Showing up to work, putting in the hours, making the calls, and doing whatever it is that you have to do to yield results is great, but are you being your best?

How you execute these tasks, how you bounce back from the failures, how you show up every day is more than being great at what you do; it’s about being your best.

I watched an ESPN special earlier this week, after Lebron dropped 23 points in the United Center, where Jordan used to play for the Bulls. The story highlighted how Lebron seemed to be imitating Jordan through his moves on the court –  palming the basketball, shooting turn around fade-away jump shots, and ultimately finishing the game with 23 points (the number that Jordan wore). Comparisons started going viral.
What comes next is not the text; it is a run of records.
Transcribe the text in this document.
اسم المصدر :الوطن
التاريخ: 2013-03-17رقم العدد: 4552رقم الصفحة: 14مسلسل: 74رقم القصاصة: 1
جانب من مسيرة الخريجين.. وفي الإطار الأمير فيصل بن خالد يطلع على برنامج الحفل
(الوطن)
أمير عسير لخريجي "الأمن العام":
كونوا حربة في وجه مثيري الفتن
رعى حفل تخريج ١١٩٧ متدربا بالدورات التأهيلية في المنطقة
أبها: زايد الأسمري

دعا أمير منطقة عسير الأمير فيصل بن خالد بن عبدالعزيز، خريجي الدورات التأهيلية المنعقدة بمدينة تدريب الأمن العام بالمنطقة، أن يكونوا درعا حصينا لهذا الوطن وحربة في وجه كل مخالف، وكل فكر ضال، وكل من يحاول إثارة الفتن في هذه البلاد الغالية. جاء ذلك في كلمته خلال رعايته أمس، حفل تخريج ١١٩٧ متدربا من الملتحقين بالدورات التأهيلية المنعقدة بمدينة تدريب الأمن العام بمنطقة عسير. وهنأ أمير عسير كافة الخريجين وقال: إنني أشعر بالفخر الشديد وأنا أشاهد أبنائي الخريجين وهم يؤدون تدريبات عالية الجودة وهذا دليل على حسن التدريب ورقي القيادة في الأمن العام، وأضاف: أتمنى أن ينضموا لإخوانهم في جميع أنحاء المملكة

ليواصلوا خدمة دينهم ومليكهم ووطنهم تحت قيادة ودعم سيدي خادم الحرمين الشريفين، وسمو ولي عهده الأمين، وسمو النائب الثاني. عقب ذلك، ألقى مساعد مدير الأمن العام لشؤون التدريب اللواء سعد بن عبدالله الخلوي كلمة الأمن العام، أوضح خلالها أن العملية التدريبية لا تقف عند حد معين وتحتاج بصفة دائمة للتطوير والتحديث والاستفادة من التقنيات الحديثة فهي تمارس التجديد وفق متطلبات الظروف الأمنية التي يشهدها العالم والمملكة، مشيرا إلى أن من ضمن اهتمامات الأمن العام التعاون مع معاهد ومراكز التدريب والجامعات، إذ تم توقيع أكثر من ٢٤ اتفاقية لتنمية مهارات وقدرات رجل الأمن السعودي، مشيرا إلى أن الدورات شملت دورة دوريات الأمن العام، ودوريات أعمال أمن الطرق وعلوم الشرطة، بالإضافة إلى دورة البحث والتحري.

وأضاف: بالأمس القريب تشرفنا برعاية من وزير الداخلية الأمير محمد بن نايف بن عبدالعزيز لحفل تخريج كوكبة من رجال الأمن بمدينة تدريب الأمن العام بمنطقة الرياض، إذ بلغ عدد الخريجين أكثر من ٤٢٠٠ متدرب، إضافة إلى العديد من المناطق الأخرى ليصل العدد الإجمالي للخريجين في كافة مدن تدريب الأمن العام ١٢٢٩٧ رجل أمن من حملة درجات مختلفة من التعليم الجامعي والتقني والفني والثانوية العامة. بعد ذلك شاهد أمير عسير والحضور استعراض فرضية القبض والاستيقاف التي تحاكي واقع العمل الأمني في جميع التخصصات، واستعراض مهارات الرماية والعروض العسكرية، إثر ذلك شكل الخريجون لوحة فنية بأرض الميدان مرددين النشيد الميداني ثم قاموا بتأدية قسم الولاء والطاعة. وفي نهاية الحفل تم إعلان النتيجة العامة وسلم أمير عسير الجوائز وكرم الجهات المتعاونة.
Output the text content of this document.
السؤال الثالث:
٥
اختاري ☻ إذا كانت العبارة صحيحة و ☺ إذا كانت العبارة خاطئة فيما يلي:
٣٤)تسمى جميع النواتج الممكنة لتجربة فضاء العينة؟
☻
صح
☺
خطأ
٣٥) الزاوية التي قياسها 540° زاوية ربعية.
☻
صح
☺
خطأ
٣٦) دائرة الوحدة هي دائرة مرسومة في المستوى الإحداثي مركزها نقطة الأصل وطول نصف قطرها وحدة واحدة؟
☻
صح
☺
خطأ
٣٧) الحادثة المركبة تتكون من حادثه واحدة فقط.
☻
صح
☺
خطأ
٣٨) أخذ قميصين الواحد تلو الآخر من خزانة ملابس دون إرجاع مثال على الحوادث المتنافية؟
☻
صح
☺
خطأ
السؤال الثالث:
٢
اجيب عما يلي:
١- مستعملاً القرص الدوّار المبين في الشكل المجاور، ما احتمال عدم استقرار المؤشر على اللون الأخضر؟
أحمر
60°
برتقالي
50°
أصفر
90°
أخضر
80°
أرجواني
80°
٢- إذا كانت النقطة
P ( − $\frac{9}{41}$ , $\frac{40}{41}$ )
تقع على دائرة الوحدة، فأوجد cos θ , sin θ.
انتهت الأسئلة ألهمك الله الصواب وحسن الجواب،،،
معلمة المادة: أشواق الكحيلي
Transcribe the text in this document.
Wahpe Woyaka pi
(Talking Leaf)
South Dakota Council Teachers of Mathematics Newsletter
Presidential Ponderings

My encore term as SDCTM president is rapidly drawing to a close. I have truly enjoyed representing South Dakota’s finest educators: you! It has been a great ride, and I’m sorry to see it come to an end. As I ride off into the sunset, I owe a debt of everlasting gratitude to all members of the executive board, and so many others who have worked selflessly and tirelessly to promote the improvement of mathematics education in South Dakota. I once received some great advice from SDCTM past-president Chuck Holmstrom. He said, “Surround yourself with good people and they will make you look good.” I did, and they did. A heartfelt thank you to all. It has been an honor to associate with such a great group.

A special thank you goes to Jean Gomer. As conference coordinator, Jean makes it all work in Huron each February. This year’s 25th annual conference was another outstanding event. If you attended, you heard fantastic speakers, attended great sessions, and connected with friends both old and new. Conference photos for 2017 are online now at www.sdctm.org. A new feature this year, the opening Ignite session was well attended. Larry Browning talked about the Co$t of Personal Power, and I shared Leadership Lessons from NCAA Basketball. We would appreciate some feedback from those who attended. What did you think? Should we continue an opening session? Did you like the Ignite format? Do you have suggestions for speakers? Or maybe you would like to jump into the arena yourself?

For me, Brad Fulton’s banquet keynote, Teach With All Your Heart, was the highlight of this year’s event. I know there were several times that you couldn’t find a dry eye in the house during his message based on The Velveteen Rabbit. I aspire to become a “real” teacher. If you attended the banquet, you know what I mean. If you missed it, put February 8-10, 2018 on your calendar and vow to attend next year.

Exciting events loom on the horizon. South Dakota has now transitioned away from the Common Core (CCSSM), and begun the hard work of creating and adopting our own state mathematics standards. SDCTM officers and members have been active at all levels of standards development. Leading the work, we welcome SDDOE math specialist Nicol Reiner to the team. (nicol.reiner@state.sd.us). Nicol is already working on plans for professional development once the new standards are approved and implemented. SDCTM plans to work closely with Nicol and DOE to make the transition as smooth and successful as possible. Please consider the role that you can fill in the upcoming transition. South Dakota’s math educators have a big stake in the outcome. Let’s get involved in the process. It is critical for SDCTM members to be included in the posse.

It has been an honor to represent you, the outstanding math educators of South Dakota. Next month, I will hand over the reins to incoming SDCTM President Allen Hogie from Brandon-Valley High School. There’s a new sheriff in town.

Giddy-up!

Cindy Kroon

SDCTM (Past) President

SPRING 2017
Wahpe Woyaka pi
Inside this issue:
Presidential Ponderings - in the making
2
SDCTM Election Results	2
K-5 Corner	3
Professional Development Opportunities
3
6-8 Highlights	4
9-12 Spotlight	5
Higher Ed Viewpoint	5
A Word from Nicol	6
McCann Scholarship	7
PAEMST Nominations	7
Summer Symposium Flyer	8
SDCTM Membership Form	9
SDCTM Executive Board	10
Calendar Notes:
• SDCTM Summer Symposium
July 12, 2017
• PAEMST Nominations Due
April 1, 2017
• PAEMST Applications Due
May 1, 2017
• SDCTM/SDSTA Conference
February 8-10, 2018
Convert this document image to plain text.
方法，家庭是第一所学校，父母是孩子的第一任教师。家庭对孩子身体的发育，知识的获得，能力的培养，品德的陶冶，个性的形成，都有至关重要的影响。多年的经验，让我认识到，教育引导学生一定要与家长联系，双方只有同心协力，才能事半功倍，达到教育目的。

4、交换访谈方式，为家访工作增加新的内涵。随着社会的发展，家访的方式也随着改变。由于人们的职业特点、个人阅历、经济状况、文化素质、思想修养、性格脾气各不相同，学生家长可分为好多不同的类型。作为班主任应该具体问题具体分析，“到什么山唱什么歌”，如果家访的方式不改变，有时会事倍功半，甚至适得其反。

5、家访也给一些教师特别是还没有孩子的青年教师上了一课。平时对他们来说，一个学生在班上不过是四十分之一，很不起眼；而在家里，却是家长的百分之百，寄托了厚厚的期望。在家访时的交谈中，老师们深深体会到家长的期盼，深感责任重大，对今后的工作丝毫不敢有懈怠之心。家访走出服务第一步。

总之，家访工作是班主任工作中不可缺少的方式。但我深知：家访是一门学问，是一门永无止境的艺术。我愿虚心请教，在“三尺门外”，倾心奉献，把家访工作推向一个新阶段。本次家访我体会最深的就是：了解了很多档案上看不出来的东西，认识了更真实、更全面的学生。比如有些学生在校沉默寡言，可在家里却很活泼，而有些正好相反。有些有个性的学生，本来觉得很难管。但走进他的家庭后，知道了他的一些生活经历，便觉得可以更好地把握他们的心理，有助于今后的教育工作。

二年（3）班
However, what really caught my attention about the story, was the point that a commentator made about great players playing a game within the game. He made the point that Lebron, knowing he’d be playing against an inferior team in the Bulls, was intentionally trying out Jordan’s moves to challenge himself to play at the same level as the greatest player of all time. He was essentially playing his own mental game within what could’ve been a less exciting game against the Bulls.

Seizing every opportunity to hone in on your craft through deliberate practice is what makes great players the best. In a league full of great players, it’s no wonder Lebron James has stood out for so many years.

Isn’t the same true for business? In a saturated competitive world, why is it that customers choose to do business with you? Are you going through the motions of being great, or are you challenging yourself to be the best you can be every day?